In the study, the quality of the seed was analyzed, and the row spacing did not affect the oil content of the seed.

However, there was a slight increase on protein content as the row spacing increased.

“This was interesting because the protein content of soybeans in Saskatchewan are low, to a point where they are a concern to the industry. That being said, these were marginal increments. We may move the protein content up two-tenths of a percent. I don’t think agronomy on this end with row spacing is going to get us where we want to be with moving towards a 40 percent protein content,” Hnatowich said.

Row spacing had no effect on the 1,000 kernel weight or on soybean plant height.

For the plant population component of the study both oil, protein, and seed weight were unaffected, but as the plant population increased the soybeans became taller.

In a separate seeding-date study, soybeans were solid seeded on May 7, 14, 21, 28, June 4 and 11.

The target seeding date was achieved in two of the three years of the study, while a rain delayed seeding until June 9 in the second year of the study.

Untreated and treated seed were planted at each seeding date, and the target plant population was 180,000 plants per acre.

“You can see a huge advantage to that seed treatment in the first three and even into the fourth seeding date. Right through the month of May we saw an economic response to seed treatment, up until the 28th was getting a little bit iffy, but in two out of the three years there was a significant economic response to seed treatment,” Hnatowich said.

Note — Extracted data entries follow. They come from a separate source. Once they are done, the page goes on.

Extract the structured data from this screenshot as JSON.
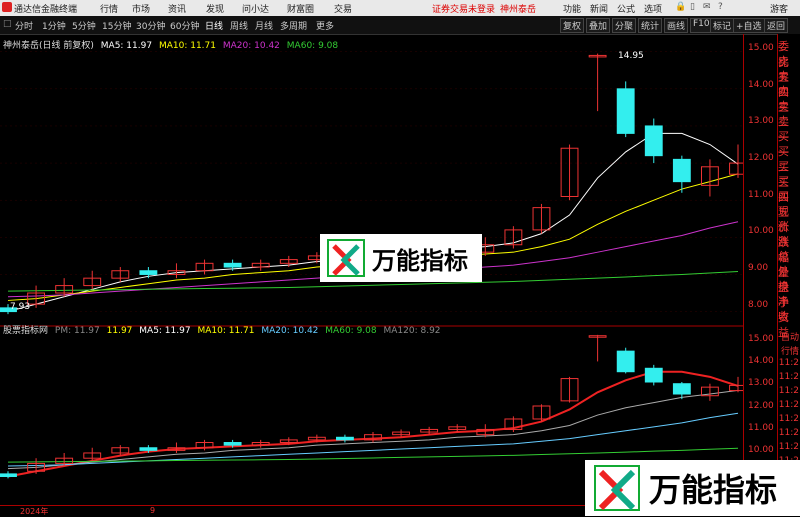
{
  "titlebar": {
    "app_title": "通达信金融终端",
    "menus": [
      "行情",
      "市场",
      "资讯",
      "发现",
      "问小达",
      "财富圈",
      "交易"
    ],
    "notice": "证券交易未登录",
    "stock": "神州泰岳",
    "right_menus": [
      "功能",
      "新闻",
      "公式",
      "选项"
    ],
    "guest": "游客"
  },
  "toolbar": {
    "periods": [
      "分时",
      "1分钟",
      "5分钟",
      "15分钟",
      "30分钟",
      "60分钟",
      "日线",
      "周线",
      "月线",
      "多周期",
      "更多"
    ],
    "active_period": "日线",
    "right_buttons": [
      "复权",
      "叠加",
      "分聚",
      "统计",
      "画线",
      "F10",
      "标记",
      "+自选",
      "返回"
    ]
  },
  "main_legend": {
    "name": "神州泰岳(日线 前复权)",
    "ma5": "MA5: 11.97",
    "ma10": "MA10: 11.71",
    "ma20": "MA20: 10.42",
    "ma60": "MA60: 9.08"
  },
  "sub_legend": {
    "name": "股票指标网",
    "pm": "PM: 11.97",
    "pm_val": "11.97",
    "ma5": "MA5: 11.97",
    "ma10": "MA10: 11.71",
    "ma20": "MA20: 10.42",
    "ma60": "MA60: 9.08",
    "ma120": "MA120: 8.92"
  },
  "main_axis": [
    "15.00",
    "14.00",
    "13.00",
    "12.00",
    "11.00",
    "10.00",
    "9.00",
    "8.00"
  ],
  "sub_axis": [
    "15.00",
    "14.00",
    "13.00",
    "12.00",
    "11.00",
    "10.00"
  ],
  "main_price_tags": {
    "high": "14.95",
    "low": "7.93"
  },
  "quote_labels": [
    "委比",
    "卖五",
    "卖四",
    "卖三",
    "卖二",
    "卖一",
    "买一",
    "买二",
    "买三",
    "买四",
    "买五",
    "现价",
    "涨跌",
    "涨幅",
    "总量",
    "外盘",
    "换手",
    "净资",
    "收益"
  ],
  "quote_labels2": [
    "自动",
    "行情",
    "11:2",
    "11:2",
    "11:2",
    "11:2",
    "11:2",
    "11:2",
    "11:2",
    "11:2",
    "11:2",
    "11:2",
    "11:2"
  ],
  "bottom_axis": {
    "year": "2024年",
    "month": "9"
  },
  "watermark": "万能指标",
  "colors": {
    "up": "#e33",
    "down": "#3ee",
    "ma5": "#fff",
    "ma10": "#ff0",
    "ma20": "#c3c",
    "ma60": "#3c3"
  },
  "chart_data": {
    "type": "line",
    "title": "神州泰岳(日线 前复权)",
    "ylim": [
      7.5,
      15.3
    ],
    "candles": [
      {
        "o": 8.1,
        "c": 8.0,
        "h": 8.2,
        "l": 7.93
      },
      {
        "o": 8.2,
        "c": 8.5,
        "h": 8.7,
        "l": 8.1
      },
      {
        "o": 8.5,
        "c": 8.7,
        "h": 8.9,
        "l": 8.4
      },
      {
        "o": 8.7,
        "c": 8.9,
        "h": 9.1,
        "l": 8.6
      },
      {
        "o": 8.9,
        "c": 9.1,
        "h": 9.2,
        "l": 8.8
      },
      {
        "o": 9.1,
        "c": 9.0,
        "h": 9.2,
        "l": 8.9
      },
      {
        "o": 9.0,
        "c": 9.1,
        "h": 9.3,
        "l": 8.9
      },
      {
        "o": 9.1,
        "c": 9.3,
        "h": 9.4,
        "l": 9.0
      },
      {
        "o": 9.3,
        "c": 9.2,
        "h": 9.4,
        "l": 9.1
      },
      {
        "o": 9.2,
        "c": 9.3,
        "h": 9.4,
        "l": 9.1
      },
      {
        "o": 9.3,
        "c": 9.4,
        "h": 9.5,
        "l": 9.2
      },
      {
        "o": 9.4,
        "c": 9.5,
        "h": 9.6,
        "l": 9.3
      },
      {
        "o": 9.5,
        "c": 9.4,
        "h": 9.6,
        "l": 9.3
      },
      {
        "o": 9.4,
        "c": 9.6,
        "h": 9.7,
        "l": 9.3
      },
      {
        "o": 9.6,
        "c": 9.7,
        "h": 9.8,
        "l": 9.5
      },
      {
        "o": 9.7,
        "c": 9.8,
        "h": 9.9,
        "l": 9.6
      },
      {
        "o": 9.8,
        "c": 9.9,
        "h": 10.0,
        "l": 9.7
      },
      {
        "o": 9.6,
        "c": 9.8,
        "h": 10.0,
        "l": 9.5
      },
      {
        "o": 9.8,
        "c": 10.2,
        "h": 10.3,
        "l": 9.7
      },
      {
        "o": 10.2,
        "c": 10.8,
        "h": 10.9,
        "l": 10.1
      },
      {
        "o": 11.1,
        "c": 12.4,
        "h": 12.5,
        "l": 11.0
      },
      {
        "o": 14.9,
        "c": 14.9,
        "h": 14.95,
        "l": 13.4
      },
      {
        "o": 14.0,
        "c": 12.8,
        "h": 14.2,
        "l": 12.7
      },
      {
        "o": 13.0,
        "c": 12.2,
        "h": 13.2,
        "l": 12.0
      },
      {
        "o": 12.1,
        "c": 11.5,
        "h": 12.2,
        "l": 11.2
      },
      {
        "o": 11.4,
        "c": 11.9,
        "h": 12.1,
        "l": 11.1
      },
      {
        "o": 11.7,
        "c": 12.0,
        "h": 12.5,
        "l": 11.6
      }
    ],
    "series": [
      {
        "name": "MA5",
        "values": [
          8.0,
          8.2,
          8.4,
          8.6,
          8.8,
          8.95,
          9.05,
          9.1,
          9.15,
          9.2,
          9.25,
          9.35,
          9.4,
          9.45,
          9.5,
          9.6,
          9.7,
          9.75,
          9.85,
          10.1,
          10.6,
          11.6,
          12.3,
          12.8,
          12.8,
          12.5,
          11.97
        ]
      },
      {
        "name": "MA10",
        "values": [
          8.3,
          8.35,
          8.45,
          8.55,
          8.65,
          8.75,
          8.85,
          8.9,
          9.0,
          9.05,
          9.1,
          9.2,
          9.25,
          9.3,
          9.35,
          9.4,
          9.5,
          9.55,
          9.6,
          9.75,
          9.95,
          10.35,
          10.7,
          11.0,
          11.3,
          11.5,
          11.71
        ]
      },
      {
        "name": "MA20",
        "values": [
          8.4,
          8.42,
          8.45,
          8.5,
          8.55,
          8.6,
          8.65,
          8.7,
          8.75,
          8.8,
          8.85,
          8.9,
          8.95,
          9.0,
          9.05,
          9.1,
          9.15,
          9.2,
          9.25,
          9.35,
          9.45,
          9.6,
          9.75,
          9.9,
          10.05,
          10.25,
          10.42
        ]
      },
      {
        "name": "MA60",
        "values": [
          8.55,
          8.56,
          8.57,
          8.58,
          8.59,
          8.6,
          8.61,
          8.62,
          8.63,
          8.64,
          8.65,
          8.67,
          8.69,
          8.71,
          8.73,
          8.75,
          8.77,
          8.79,
          8.81,
          8.84,
          8.87,
          8.9,
          8.93,
          8.97,
          9.0,
          9.04,
          9.08
        ]
      }
    ]
  }
}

In the warmer seeding dates in June, there were no observed benefits of treated seed over non-treated seed.

“With the bare seed, the plants that did come up produced more pods, and that makes sense. There were fewer plants that were emerging so those that came up produced more pods,” Hnatowich said.

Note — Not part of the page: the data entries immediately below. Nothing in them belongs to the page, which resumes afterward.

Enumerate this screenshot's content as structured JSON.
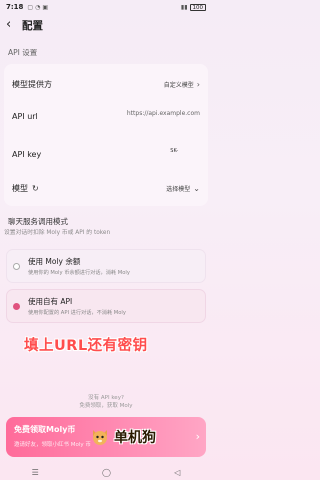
{
  "status_bar": {
    "time": "7:18",
    "battery": "100",
    "icons": [
      "sim-icon",
      "wifi-icon",
      "screen-icon",
      "signal-icon"
    ]
  },
  "header": {
    "title": "配置",
    "back_icon": "back-arrow-icon"
  },
  "api_settings": {
    "section_title": "API 设置",
    "rows": {
      "provider": {
        "label": "模型提供方",
        "value": "自定义模型"
      },
      "api_url": {
        "label": "API url",
        "placeholder": "https://api.example.com"
      },
      "api_key": {
        "label": "API key",
        "value": "SK-"
      },
      "model": {
        "label": "模型",
        "value": "选择模型"
      }
    }
  },
  "chat_mode": {
    "section_title": "聊天服务调用模式",
    "subtitle": "设置对话时扣除 Moly 币或 API 的 token",
    "options": [
      {
        "title": "使用 Moly 余额",
        "desc": "使用你的 Moly 币余额进行对话，消耗 Moly",
        "selected": false
      },
      {
        "title": "使用自有 API",
        "desc": "使用你配置的 API 进行对话，不消耗 Moly",
        "selected": true
      }
    ]
  },
  "overlay_annotation": "填上URL还有密钥",
  "hint": {
    "line1": "没有 API key?",
    "line2": "免费领取，获取 Moly"
  },
  "promo": {
    "title": "免费领取Moly币",
    "desc": "邀请好友，领取小红书 Moly 币",
    "chevron_icon": "chevron-right-icon"
  },
  "watermark": "单机狗",
  "navbar": [
    "recent-apps-icon",
    "home-icon",
    "back-icon"
  ],
  "colors": {
    "accent": "#e0527e",
    "overlay_text": "#ff4d4d",
    "promo_gradient_start": "#ff6b9a"
  }
}
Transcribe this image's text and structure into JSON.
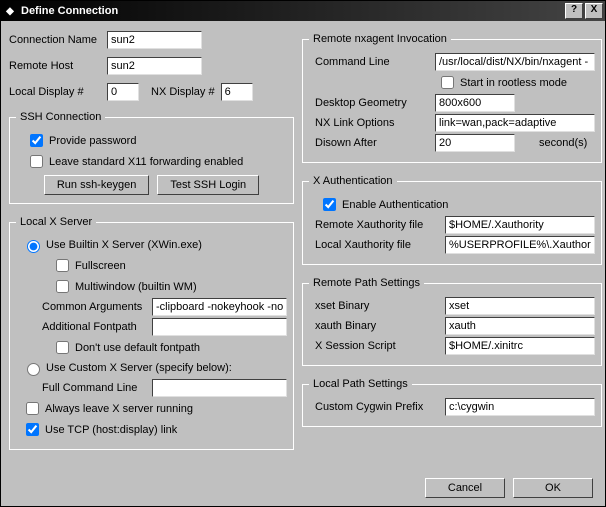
{
  "title": "Define Connection",
  "help": "?",
  "close": "X",
  "top": {
    "connName": {
      "label": "Connection Name",
      "value": "sun2"
    },
    "remoteHost": {
      "label": "Remote Host",
      "value": "sun2"
    },
    "localDisp": {
      "label": "Local Display #",
      "value": "0"
    },
    "nxDisp": {
      "label": "NX Display #",
      "value": "6"
    }
  },
  "ssh": {
    "legend": "SSH Connection",
    "provide": "Provide password",
    "leave": "Leave standard X11 forwarding enabled",
    "keygen": "Run ssh-keygen",
    "test": "Test SSH Login"
  },
  "lx": {
    "legend": "Local X Server",
    "builtin": "Use Builtin X Server (XWin.exe)",
    "fullscreen": "Fullscreen",
    "multiwin": "Multiwindow (builtin WM)",
    "commonArgs": {
      "label": "Common Arguments",
      "value": "-clipboard -nokeyhook -nowi"
    },
    "addFont": {
      "label": "Additional Fontpath",
      "value": ""
    },
    "noDefFont": "Don't use default fontpath",
    "custom": "Use Custom X Server (specify below):",
    "fullCmd": {
      "label": "Full Command Line",
      "value": ""
    },
    "always": "Always leave X server running",
    "tcp": "Use TCP (host:display) link"
  },
  "nx": {
    "legend": "Remote nxagent Invocation",
    "cmd": {
      "label": "Command Line",
      "value": "/usr/local/dist/NX/bin/nxagent -"
    },
    "rootless": "Start in rootless mode",
    "geom": {
      "label": "Desktop Geometry",
      "value": "800x600"
    },
    "link": {
      "label": "NX Link Options",
      "value": "link=wan,pack=adaptive"
    },
    "disown": {
      "label": "Disown After",
      "value": "20",
      "unit": "second(s)"
    }
  },
  "xa": {
    "legend": "X Authentication",
    "enable": "Enable Authentication",
    "remote": {
      "label": "Remote Xauthority file",
      "value": "$HOME/.Xauthority"
    },
    "local": {
      "label": "Local Xauthority file",
      "value": "%USERPROFILE%\\.Xauthorit"
    }
  },
  "rp": {
    "legend": "Remote Path Settings",
    "xset": {
      "label": "xset Binary",
      "value": "xset"
    },
    "xauth": {
      "label": "xauth Binary",
      "value": "xauth"
    },
    "sess": {
      "label": "X Session Script",
      "value": "$HOME/.xinitrc"
    }
  },
  "lp": {
    "legend": "Local Path Settings",
    "cyg": {
      "label": "Custom Cygwin Prefix",
      "value": "c:\\cygwin"
    }
  },
  "cancel": "Cancel",
  "ok": "OK"
}
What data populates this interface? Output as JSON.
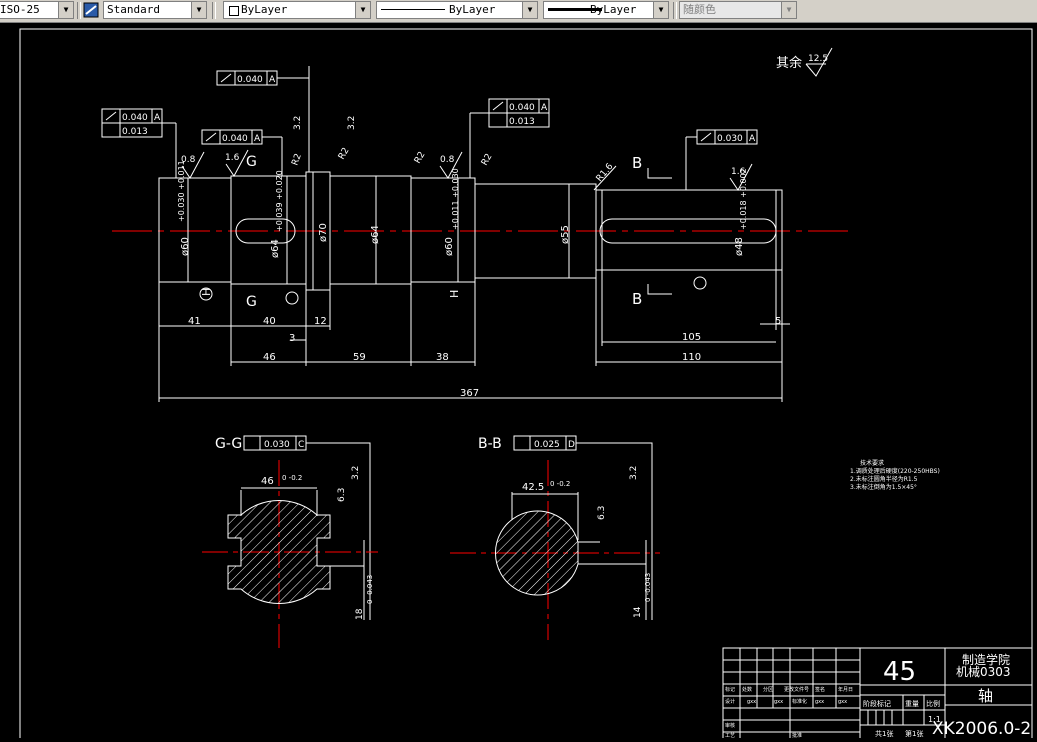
{
  "toolbar": {
    "dimstyle_value": "ISO-25",
    "textstyle_value": "Standard",
    "layer_value": "ByLayer",
    "linetype_value": "ByLayer",
    "lineweight_value": "ByLayer",
    "plotstyle_value": "随颜色"
  },
  "drawing": {
    "other_roughness_label": "其余",
    "other_roughness_value": "12.5",
    "tol_040": "0.040",
    "tol_013": "0.013",
    "tol_030": "0.030",
    "tol_025": "0.025",
    "datum_a": "A",
    "datum_c": "C",
    "datum_d": "D",
    "rough_08": "0.8",
    "rough_16": "1.6",
    "rough_32": "3.2",
    "rough_63": "6.3",
    "label_g": "G",
    "label_b": "B",
    "label_h": "H",
    "radius_r2": "R2",
    "radius_r16": "R1.6",
    "dia_60_a": "ø60",
    "tol_60_a": "+0.030 +0.011",
    "dia_64": "ø64",
    "tol_64": "+0.039 +0.020",
    "dia_70": "ø70",
    "dia_64b": "ø64",
    "dia_60_b": "ø60",
    "tol_60_b": "+0.011 +0.030",
    "dia_55": "ø55",
    "dia_48": "ø48",
    "tol_48": "+0.018 +0.002",
    "dim_41": "41",
    "dim_40": "40",
    "dim_12": "12",
    "dim_3": "3",
    "dim_46": "46",
    "dim_59": "59",
    "dim_38": "38",
    "dim_105": "105",
    "dim_5": "5",
    "dim_110": "110",
    "dim_367": "367",
    "section_gg_label": "G-G",
    "section_bb_label": "B-B",
    "sec_gg_46": "46",
    "sec_gg_46_tol": "0 -0.2",
    "sec_gg_18": "18",
    "sec_gg_18_tol": "0 -0.043",
    "sec_bb_425": "42.5",
    "sec_bb_425_tol": "0 -0.2",
    "sec_bb_14": "14",
    "sec_bb_14_tol": "0 -0.043",
    "notes_title": "技术要求",
    "notes": [
      "1.调质处理后硬度(220-250HBS)",
      "2.未标注圆角半径为R1.5",
      "3.未标注倒角为1.5×45°"
    ]
  },
  "title_block": {
    "material": "45",
    "school": "制造学院",
    "class": "机械0303",
    "part_name": "轴",
    "drawing_no": "XK2006.0-2",
    "stage_label": "阶段标记",
    "weight_label": "重量",
    "scale_label": "比例",
    "scale_value": "1:1",
    "sheets_total": "共1张",
    "sheet_no": "第1张",
    "row_labels": [
      "标记",
      "处数",
      "分区",
      "更改文件号",
      "签名",
      "年月日"
    ],
    "design_label": "设计",
    "review_label": "审核",
    "process_label": "工艺",
    "std_label": "标准化",
    "approve_label": "批准",
    "sign_a": "gxx",
    "sign_b": "gxx"
  },
  "colors": {
    "background": "#000000",
    "lines": "#ffffff",
    "centerline": "#ff0000",
    "toolbar": "#d4d0c8"
  }
}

However, when it comes to pods per acre, the treated seed had the advantage.

“The treated seed produced more pods and in each of those pods were producing more seeds per pod on average.”

Pod clearance was also assessed by measuring the height of the bottom pod to see if they were at least a 1 1/4 inch from the ground, high enough for a cutter bar to get under.

“With the bare seed in the early seeding dates, we had far more pods that were susceptible to being cut with the cutter bar of the combine, in fact, significant amount of pods.

“If you can see the first seeding date, we were averaging out 4.5 to five pods. If each pod contains three seeds per pod, that is a significant loss. You’re looking at four or five bushels loss to that crop,” Hnatowich said.

He said the untreated seed had more branching closer to the ground, while the treated seed came up with more vigour with the lowest internodes further from the ground.

He said the study showed “you need a seed treatment early in the season if you are trying to jump the gun on soybeans.

“It also says, by and large, our optimal seeding times are about the 18th to about the 28th of May.”